EH: We have rung everything from transcriptions of organ music to contemporary songs. It is a really versatile art. Handbell choirs today are playing everything from church hymns to Lady Gaga songs.

MM: What are some of the challenges of being in such a competitive handbell choir?

SL: It requires a lot more time outside. We had to take home our music and practice rhythms. The pieces that we play are so much harder than people understand. You have to really have a grasp on music and counting and the techniques.

EH: Sometimes there are pieces where we ring chimes and bells, and there are notes that you physically can’t get. We have to coordinate those complex situations with each other. I might not be able to reach it during this measure, but maybe you don’t have any notes during this measure and you can help me out. It requires a lot of planning and a lot of trust.

SL: We finally have our own room and that has made things really nice. Last year we had to go into a classroom, push all of the chairs aside, set up all of the equipment, practice, take everything down and reset the classroom. When they were looking into setting up the plans for the Undercroft, the architect was all for setting up a bell closet for us. Now that we have our own room, it is a lot easier for people to come in and practice on their own. There is always room for other musical groups, and now there is one for us, too.

MM: What are some of the most interesting things the St.
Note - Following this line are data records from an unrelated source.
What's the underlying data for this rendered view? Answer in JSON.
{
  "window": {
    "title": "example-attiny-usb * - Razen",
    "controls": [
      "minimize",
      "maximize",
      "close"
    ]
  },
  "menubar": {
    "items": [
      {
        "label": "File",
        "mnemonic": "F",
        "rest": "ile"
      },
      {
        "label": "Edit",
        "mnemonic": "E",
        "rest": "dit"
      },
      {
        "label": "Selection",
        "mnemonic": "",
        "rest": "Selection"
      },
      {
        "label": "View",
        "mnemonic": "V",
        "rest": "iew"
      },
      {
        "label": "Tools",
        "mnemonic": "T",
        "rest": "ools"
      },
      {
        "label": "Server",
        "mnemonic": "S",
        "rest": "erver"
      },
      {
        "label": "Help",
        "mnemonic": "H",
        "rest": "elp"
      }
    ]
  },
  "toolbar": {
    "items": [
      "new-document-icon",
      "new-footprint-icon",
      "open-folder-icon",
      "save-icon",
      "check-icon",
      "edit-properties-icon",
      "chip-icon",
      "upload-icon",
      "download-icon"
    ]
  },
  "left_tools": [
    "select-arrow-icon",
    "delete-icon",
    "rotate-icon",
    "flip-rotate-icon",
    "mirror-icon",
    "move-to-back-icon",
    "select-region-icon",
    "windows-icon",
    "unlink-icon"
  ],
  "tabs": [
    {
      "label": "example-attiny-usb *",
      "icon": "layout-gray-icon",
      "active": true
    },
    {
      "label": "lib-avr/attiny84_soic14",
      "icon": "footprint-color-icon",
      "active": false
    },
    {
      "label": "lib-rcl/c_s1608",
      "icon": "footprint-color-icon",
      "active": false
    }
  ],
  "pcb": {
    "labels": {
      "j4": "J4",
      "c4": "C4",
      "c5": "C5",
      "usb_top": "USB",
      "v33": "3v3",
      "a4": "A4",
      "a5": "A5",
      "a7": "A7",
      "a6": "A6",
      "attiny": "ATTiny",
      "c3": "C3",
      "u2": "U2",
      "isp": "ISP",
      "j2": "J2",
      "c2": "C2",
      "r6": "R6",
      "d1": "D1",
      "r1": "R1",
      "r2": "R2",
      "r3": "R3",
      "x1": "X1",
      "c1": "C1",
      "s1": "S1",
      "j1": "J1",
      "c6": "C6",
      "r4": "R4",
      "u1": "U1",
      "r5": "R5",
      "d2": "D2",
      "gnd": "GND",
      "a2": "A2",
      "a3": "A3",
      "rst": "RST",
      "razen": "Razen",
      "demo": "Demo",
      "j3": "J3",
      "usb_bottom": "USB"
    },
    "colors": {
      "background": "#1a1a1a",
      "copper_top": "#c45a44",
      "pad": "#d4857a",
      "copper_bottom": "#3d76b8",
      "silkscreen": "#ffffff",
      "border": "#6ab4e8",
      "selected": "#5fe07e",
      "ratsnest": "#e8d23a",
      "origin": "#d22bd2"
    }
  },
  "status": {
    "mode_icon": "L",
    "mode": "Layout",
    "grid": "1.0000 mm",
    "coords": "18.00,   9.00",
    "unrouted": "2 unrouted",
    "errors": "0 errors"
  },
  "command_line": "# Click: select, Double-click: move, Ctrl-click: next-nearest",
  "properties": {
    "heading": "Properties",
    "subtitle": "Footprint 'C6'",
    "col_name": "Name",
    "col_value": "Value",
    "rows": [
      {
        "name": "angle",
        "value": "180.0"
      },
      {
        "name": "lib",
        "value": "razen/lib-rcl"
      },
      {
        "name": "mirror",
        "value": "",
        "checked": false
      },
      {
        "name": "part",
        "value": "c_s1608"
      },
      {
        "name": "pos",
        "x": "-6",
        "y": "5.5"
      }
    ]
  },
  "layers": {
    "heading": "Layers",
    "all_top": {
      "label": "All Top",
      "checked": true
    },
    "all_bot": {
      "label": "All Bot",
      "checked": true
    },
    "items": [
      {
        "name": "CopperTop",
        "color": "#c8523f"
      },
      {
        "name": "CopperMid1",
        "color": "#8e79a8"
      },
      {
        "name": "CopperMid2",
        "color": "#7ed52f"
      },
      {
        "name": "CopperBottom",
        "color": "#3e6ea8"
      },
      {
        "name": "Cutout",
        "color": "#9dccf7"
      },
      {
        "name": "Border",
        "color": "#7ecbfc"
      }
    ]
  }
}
Olaf Handbell Choir did this year?

EH: We went to a handbell festival in Sioux Falls in the fall. We took two of the St. Olaf vans and went on a little road trip together. We spent the whole weekend working with 15 or 20 choirs playing bells, leading workshops and participating in classes. At the end of the festival we played a song together with everyone who was at the festival. It was an amazing experience.

SL: Yeah, the festival was really fun, and we go on tour every year. We also have a biannual kids’ concert. Last year we ended with a song from “Pirates of the Caribbean,” and we brought in a really great Jack Sparrow impersonator. It was kind of distracting having him run around and steal our bells, but the kids loved it.

MM: As the school year comes to an end, what are you looking forward to most for next year?

SL: We have a really great group this year, and we are so lucky to have such fantastic people with so much experience. Collectively, we have over 150 years of experience represented in our group! It is going to be sad to say goodbye to the seniors, but we are excited for our choir to keep getting better and to expand our repertoire.

If you missed out on the concert last Sunday, fear not. The St. Olaf Handbell Choir will play during the Boe Chapel service this Sunday, May 9.